Lo Giudice non le avrebbe detto nulla sul contenuto della sua collaborazione, ma dopo questi due interrogatori il suo atteggiamento cambiò decisamente. «Era nervoso e preoccupato», ha riferito, tanto che fra i due il rapporto iniziò a rompersi. Un giorno, però di ritorno dall’interrogatorio le chiese di andare a comprare una stampante e successivamente la donna lo riprese con una telecamera. Pochi giorni dopo sparì nel nulla. In questo video girato sei anni fa il collaboratore denunciava di «essere stato oggetto di pressioni psicologiche» e di «essere stato obbligato dal magistrato Donadio della Dna di accusare persone che io non conosco». In questo lungo video poi, Lo Giudice riferisce di essere stato anche obbligato a «consegnarli delle fotografie di Giovanni Aiello e di una certa Antonella di Catanzaro e di inserire queste foto dentro a delle buste, ma è tutta una bufala». Con  Aiello, alias “faccia di mostro” , nell’udienza del 19 aprile scorso, però lo stesso collaboratore ha riferito di essersi incontrato e di essere stato anche minacciato da lui. Ritornando al giorno del video la donna ha poi, riferito di aver visto Nino Lo Giudice «uscire da casa per consegnare la busta ai due carabinieri» anche se, però non lo ha visto con i suoi occhi. Secondo la sua testimonianza il compagno avrebbe dato questo plico ai due militari confermando il contatto di Lo Giudice con i due.

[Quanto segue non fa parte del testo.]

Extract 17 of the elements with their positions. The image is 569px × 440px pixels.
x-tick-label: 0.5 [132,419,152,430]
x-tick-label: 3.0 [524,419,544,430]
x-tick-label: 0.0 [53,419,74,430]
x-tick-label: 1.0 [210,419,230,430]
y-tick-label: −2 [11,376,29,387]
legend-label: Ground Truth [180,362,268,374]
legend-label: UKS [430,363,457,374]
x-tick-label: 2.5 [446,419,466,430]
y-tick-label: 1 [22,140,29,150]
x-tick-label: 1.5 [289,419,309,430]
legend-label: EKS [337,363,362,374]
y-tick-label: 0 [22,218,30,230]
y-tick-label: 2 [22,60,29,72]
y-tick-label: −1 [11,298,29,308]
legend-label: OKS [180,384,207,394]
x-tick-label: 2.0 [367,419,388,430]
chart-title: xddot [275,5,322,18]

«Ha messo lui le bombe: l’hanno fatto arrabbiare per il fratello»

All’inizio della loro relazione Lo Giudice non le dice niente sulla sua vera identità. Lascia “fuori” la ‘ndrangheta, i crimini e le estorsioni e si mostra come un semplice venditore di frutta e verdura. Una volta finito in manette il “Nano” sarà costretto a darle qualche spiegazione arrivando persino a confermarle che è stato lui ad architettare l’attentato alla Procura generale. «All’inizio mi disse che non sapeva nulla. Anzi commentò l’episodio senza dire nulla in riferimento a sé». Poi c’è stata anche l’esplosione dell’ordigno, il 26 agosto del 2010, contro l’abitazione del Procuratore generale Salvatore Landro, «quella sera era con me» e anche in questa occasione Lo Giudice non dirà di nulla. Andati a convivere a Macerata le ammetterà tutto: «Mi disse che era stato lui perché l’avevano fatto arrabbiare per il fratello». Il riferimento è al fratello Luciano. «Ma non so altro, non mi voleva mai dire niente perché meno sapevo meglio era».